«Plus de 40% des richesses naturelles mondiales, 5% de profit»: le paradoxe africain débattu aux MEDays

Elisabeth Moreno, ancienne ministre française et présidente du Conseil d'administration du Fonds d’investissement Ring Capital aux côtés d'intervenants aux MEDays à Tanger. (A.Et-Tahiry/Le360).

Le 28/11/2025 à 16h40

VidéoRiche en minerais stratégiques indispensables à la transition énergétique mondiale, le sous-sol africain continue pourtant de générer une valeur largement captée hors du continent, au détriment des populations locales. Aux 17èmes MEDays de Tanger, experts et décideurs ont débattu des leviers à activer pour reprendre la main sur la chaîne de valeur, renforcer la souveraineté économique et transformer cette rente minérale en progrès concret.

Comment garantir que les populations africaines bénéficient, de façon plus équitable, des ressources naturelles dont le continent est abondamment doté? La question a structuré les échanges de la table ronde intitulée «Préserver la souveraineté de l’Afrique sur ses ressources naturelles dans le monde», animée par David J. Francis, ancien ministre des Affaires étrangères de la Sierra Leone, Andreas Kraemer, expert en investissement, et Elisabeth Moreno, ancienne ministre française chargée de l’Égalité entre les femmes et les hommes et présidente du Conseil d’administration du fonds d’investissement Ring Capital Afrique.

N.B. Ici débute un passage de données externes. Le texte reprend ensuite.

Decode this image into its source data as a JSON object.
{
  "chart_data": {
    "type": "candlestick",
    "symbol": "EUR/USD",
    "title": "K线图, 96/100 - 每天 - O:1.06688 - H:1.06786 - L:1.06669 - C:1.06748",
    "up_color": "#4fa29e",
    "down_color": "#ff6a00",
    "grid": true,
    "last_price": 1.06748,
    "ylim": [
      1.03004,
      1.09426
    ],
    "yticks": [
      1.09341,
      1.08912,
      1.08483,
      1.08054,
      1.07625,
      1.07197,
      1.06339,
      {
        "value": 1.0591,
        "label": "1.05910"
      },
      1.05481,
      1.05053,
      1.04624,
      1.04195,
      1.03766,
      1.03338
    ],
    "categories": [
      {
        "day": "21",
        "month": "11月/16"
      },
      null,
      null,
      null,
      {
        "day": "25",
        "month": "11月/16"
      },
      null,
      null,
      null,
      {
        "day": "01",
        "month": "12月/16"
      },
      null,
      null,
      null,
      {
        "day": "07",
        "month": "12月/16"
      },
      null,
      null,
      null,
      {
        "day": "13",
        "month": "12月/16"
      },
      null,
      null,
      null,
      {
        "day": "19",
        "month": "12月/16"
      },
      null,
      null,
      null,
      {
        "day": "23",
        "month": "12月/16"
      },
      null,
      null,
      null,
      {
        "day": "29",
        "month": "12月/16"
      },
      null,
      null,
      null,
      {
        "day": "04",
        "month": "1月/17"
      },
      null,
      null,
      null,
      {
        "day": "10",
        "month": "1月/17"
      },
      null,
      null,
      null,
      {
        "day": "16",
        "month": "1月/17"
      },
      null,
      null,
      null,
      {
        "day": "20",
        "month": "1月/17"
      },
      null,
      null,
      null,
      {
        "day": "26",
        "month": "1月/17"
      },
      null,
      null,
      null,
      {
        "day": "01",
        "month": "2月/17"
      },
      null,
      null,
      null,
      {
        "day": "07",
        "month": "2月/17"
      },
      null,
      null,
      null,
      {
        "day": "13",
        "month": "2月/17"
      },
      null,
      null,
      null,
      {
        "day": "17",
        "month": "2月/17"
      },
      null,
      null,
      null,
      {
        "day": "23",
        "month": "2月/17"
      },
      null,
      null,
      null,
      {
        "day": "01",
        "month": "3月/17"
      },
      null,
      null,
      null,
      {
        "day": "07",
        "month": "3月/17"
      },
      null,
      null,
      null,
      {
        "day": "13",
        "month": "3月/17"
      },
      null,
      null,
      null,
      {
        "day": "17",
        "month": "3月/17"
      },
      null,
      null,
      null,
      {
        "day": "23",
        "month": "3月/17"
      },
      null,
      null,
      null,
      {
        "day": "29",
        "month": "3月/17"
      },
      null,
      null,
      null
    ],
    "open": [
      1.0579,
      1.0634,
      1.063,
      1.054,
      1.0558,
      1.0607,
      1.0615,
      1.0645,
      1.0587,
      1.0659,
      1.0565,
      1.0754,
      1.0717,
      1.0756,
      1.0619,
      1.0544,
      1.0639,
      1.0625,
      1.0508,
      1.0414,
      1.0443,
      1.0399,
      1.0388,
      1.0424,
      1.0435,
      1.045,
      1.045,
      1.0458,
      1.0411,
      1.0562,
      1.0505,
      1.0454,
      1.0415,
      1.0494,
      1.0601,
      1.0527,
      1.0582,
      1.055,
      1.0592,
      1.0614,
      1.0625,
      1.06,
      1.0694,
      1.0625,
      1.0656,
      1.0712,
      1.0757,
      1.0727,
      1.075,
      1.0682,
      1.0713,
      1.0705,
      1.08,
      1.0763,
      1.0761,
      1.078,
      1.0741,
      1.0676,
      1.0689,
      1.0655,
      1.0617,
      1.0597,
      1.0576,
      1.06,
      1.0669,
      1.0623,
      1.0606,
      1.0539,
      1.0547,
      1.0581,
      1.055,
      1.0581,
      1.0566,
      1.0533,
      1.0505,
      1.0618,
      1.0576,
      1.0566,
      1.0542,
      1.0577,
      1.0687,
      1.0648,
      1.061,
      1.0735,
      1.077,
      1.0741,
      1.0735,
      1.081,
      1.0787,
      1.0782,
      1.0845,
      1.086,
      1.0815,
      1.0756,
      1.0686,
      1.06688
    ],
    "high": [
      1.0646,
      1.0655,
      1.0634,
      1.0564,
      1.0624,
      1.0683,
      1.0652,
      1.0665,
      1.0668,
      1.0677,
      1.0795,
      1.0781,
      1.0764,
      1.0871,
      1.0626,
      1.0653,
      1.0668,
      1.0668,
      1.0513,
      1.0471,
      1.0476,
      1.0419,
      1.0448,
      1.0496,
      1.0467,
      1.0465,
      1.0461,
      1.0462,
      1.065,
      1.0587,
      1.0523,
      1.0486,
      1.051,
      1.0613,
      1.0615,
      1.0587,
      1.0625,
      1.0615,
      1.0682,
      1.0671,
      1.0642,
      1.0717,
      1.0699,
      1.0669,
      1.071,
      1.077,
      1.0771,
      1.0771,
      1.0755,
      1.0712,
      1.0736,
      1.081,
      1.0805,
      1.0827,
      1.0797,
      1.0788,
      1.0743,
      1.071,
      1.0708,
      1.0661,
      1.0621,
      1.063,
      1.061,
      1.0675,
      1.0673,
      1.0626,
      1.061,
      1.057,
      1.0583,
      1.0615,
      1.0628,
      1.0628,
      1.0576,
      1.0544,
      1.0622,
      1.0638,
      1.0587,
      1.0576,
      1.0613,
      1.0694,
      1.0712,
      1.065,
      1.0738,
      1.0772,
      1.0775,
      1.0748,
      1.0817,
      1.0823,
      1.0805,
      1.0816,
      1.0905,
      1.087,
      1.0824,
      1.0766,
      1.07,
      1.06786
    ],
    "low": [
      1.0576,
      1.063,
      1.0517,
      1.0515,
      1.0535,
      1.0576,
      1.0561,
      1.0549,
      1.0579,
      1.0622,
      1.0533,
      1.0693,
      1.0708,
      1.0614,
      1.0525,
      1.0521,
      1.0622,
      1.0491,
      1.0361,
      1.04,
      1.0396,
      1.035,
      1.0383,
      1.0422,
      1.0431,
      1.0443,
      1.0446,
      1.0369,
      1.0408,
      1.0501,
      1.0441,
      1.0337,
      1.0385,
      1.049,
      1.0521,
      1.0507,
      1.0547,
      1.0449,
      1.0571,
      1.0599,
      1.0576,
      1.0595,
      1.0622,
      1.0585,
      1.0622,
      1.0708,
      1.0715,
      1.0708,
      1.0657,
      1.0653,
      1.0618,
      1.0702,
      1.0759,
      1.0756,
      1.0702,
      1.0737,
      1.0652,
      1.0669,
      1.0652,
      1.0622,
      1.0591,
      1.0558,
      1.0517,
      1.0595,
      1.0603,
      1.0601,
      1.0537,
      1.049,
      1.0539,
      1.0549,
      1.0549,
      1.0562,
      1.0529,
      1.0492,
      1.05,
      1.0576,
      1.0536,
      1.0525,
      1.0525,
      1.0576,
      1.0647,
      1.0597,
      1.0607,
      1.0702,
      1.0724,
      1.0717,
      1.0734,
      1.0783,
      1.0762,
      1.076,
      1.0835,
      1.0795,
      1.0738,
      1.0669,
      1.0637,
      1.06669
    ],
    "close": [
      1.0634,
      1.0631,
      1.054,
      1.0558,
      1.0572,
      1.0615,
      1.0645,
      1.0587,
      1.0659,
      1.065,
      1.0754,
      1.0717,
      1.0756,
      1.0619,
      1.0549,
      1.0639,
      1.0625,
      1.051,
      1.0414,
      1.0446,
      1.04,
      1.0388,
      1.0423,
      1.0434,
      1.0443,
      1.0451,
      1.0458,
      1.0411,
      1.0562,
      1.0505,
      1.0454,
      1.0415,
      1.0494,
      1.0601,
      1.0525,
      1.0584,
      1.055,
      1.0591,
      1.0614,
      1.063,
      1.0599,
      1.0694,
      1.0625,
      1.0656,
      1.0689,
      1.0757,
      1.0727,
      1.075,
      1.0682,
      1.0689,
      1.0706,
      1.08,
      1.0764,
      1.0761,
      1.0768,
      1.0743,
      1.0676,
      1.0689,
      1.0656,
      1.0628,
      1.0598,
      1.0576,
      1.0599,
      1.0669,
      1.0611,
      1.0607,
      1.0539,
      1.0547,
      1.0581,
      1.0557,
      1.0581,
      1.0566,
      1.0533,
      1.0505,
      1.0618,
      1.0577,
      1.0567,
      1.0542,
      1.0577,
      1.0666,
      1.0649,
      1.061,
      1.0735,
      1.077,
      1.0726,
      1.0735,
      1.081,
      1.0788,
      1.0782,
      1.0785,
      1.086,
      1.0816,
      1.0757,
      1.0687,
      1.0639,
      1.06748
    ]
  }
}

Au cœur du débat, Elisabeth Moreno a mis en exergue un paradoxe persistant: «Comment est-il possible que nous ayons 40% des richesses naturelles dont le monde a besoin, notamment pour sa transition énergétique et numérique, et que nous ne profitions que de 5% de ce que ces produits créent en termes de valeur?». Une asymétrie, selon elle, d’autant plus préoccupante que l’Afrique dispose «de la jeunesse la plus dynamique» et s’apprête à devenir le continent regroupant «la population la plus active et la plus importante au monde». Un potentiel démographique que, regrette-t-elle, l’Afrique peine encore à convertir en création de valeur, en emplois qualifiés et en capacités industrielles.

La Conférence des Nations Unies sur le commerce et le développement (CNUCED) chiffre, pour sa part, la part du continent dans plusieurs minerais stratégiques indispensables à la transition énergétique mondiale: «55% du cobalt, 47,65% du manganèse, 21,6% du graphite naturel, 6% du cuivre, 5,6% du nickel, 1% du lithium et 0,6% du minerai de fer au niveau mondial». Un poids considérable, mais qui ne se traduit pas, souligne l’agence, par une captation suffisante des opportunités économiques offertes par ces ressources.

C’est précisément pour contribuer à infléchir cette trajectoire que le fonds Ring Capital Afrique, doté de 50 millions d’euros, a été retenu par le Fonds Mohammed VI, a expliqué Elisabeth Moreno. L’objectif affiché: orienter des financements vers des projets à fort impact, en ciblant notamment les jeunes, les femmes et les populations vulnérables. «Nous allons travailler avec les jeunes, les femmes et les populations vulnérables. Nous mobilisons des fonds au profit du continent africain», a-t-elle indiqué.

Lancé avec l’appui de partenaires, Ring Capital Afrique entend investir dans des startups innovantes, porteuses de solutions à fort potentiel de transformation, tout en intégrant des critères d’impact social et environnemental, notamment en Afrique de l’Ouest. Une approche qui, dans l’esprit des intervenants, répond à un double impératif: renforcer la souveraineté économique du continent sur ses ressources et remonter la chaîne de valeur, au-delà de l’exportation de matières premières.